Добавить в цитаты Настройки чтения

Страница 24 из 41



В это лето у нас пропала собака. Ее звали Громило. Она была большая, черная, с желтым у лап и морды, шумная, озорная, улыбающаяся. Мы и мама тоже очень грустили о ней. Но через несколько дней она показалась из лесу, медленно идя к дому. Мы бросились к ней вне себя от радости,

но, побежав, стали как вкопанные, Рост, порода, расцветка -все было то же, но морда была уже и выражение ее – другое. Это был не Громило, и мама назвала ее Челкаш (по рассказу Горького). Все очень дивились этой странной замене. Откуда пришел Челкаш? Почему именно тогда, когда пропал Громило? Он остался у нас, а Громило не вернулся, и мы, дети, решили, что Громило прислал вместо себя Челкаша.

Звук гамм, Ганон и серьезные уже пьесы Муси неслись через сад, по лесу и вниз по горе, к реке. С реки крик, это Добротворские заехали за нами на лодке.

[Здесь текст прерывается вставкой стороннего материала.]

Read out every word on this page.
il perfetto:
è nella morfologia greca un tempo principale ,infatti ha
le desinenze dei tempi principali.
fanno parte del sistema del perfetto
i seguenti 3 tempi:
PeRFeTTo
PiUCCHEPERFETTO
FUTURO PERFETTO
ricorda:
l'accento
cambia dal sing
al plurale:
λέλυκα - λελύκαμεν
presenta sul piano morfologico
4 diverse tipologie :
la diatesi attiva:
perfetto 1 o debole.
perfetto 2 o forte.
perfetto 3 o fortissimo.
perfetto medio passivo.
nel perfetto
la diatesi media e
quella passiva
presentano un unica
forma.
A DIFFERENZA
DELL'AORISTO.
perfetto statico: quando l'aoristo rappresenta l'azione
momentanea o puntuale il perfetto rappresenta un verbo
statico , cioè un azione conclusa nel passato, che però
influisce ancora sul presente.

Как каждое лето, мы бывали у Тети. Там было все то же. Вечером спичечная коробка звала к себе во мгле комнаты фосфорической светящейся спинкой.

Два с детства любимых шкафа со вставленными в круглых рамах картами полушарий – Западного и Восточного, как и в детстве, таили в себе тайны дедушкиных книг. В сундуках жили тайны Тетиных вещей – нафталиновых, уютных, старинных. В маленькой гостиной высокие дедушкины стоячие, как шкафчик, часы с помощью трех больших металлических кругов (каждая пьеса имела три) играли, как целый оркестр. Мы узнавали вальсы Штрауса. Муся готова была слушать без конца. Но Тетя звала пить чай или посидеть на мягком диванчике под дедушкиным портретом.

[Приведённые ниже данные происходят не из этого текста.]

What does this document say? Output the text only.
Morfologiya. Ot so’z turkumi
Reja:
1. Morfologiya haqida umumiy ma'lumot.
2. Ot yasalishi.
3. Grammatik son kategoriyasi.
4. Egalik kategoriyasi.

А у Добротворских в саду (чьи-то именины) иллюминация, цветные фонарики меж лип. Мы играем в игры, взрослые и дети – вместе. С нами подросток, Толя Виноградов1, плотный, некрасивый, в парусиновой рубашке. У него умное лицо, синие глаза. Он на семь-восемь лет старше меня. Я его замечаю и запоминаю.

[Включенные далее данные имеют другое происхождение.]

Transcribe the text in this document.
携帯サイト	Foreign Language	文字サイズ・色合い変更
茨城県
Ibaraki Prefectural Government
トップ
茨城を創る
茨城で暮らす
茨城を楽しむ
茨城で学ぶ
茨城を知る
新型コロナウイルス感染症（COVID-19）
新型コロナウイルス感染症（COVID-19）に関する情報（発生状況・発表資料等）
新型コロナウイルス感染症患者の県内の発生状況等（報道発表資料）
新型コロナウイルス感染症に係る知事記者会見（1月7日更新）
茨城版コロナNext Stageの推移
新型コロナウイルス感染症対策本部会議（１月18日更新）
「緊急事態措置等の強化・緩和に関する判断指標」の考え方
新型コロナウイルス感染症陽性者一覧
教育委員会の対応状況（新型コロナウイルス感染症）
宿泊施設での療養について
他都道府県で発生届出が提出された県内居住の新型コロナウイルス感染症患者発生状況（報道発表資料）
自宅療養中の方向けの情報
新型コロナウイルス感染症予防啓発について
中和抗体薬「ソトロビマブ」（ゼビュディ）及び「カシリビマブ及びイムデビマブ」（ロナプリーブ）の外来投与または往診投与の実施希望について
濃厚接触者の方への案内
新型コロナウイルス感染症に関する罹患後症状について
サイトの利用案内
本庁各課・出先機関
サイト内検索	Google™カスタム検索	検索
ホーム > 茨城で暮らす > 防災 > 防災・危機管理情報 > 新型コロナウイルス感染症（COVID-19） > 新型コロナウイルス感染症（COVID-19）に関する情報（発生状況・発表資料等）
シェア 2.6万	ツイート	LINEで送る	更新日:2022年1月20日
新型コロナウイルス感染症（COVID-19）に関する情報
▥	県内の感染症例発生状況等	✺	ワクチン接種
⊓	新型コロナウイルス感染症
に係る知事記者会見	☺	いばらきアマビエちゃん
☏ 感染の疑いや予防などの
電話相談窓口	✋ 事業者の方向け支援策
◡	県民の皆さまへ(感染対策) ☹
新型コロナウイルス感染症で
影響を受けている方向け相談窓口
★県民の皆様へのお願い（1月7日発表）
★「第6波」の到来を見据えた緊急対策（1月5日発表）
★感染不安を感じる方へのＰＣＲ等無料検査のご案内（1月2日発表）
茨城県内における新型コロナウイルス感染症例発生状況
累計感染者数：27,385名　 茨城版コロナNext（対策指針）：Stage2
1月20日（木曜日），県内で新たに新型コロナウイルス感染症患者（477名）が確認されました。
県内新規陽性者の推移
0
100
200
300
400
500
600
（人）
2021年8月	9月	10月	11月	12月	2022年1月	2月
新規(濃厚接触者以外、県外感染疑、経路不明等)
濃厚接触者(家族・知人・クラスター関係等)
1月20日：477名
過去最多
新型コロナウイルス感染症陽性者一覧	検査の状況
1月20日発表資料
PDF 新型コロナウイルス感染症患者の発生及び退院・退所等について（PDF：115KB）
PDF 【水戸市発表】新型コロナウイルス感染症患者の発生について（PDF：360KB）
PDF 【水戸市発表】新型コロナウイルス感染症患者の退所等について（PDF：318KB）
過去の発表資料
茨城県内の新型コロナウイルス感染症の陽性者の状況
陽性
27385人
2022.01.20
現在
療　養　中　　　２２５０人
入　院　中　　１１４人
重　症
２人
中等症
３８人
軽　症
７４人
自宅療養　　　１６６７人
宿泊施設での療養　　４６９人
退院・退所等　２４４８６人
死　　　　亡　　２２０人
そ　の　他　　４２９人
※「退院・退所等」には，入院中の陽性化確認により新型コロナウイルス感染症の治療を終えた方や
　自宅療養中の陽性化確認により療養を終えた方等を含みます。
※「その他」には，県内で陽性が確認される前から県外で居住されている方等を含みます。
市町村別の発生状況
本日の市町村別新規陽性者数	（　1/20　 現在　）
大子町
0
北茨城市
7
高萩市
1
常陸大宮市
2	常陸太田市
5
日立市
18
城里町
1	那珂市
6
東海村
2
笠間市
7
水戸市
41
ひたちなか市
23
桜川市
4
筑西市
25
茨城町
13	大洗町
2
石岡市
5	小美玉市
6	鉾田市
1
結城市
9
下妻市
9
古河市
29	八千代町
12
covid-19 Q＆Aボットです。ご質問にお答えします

Мы идем назад поздно вечером. Нас провожают с лодок -песни. Камни сверкают кристаллами по дороге, это – стихи, которые так любит мама:

Выхожу один я на дорогу;

Сквозь туман кремнистый путь блестит;

Ночь тиха. Пустыня внемлет богу,

И звезда с звездою говорит.

Как и Пушкина, Лермонтова убили на дуэли. Ему было двадцать шесть лет!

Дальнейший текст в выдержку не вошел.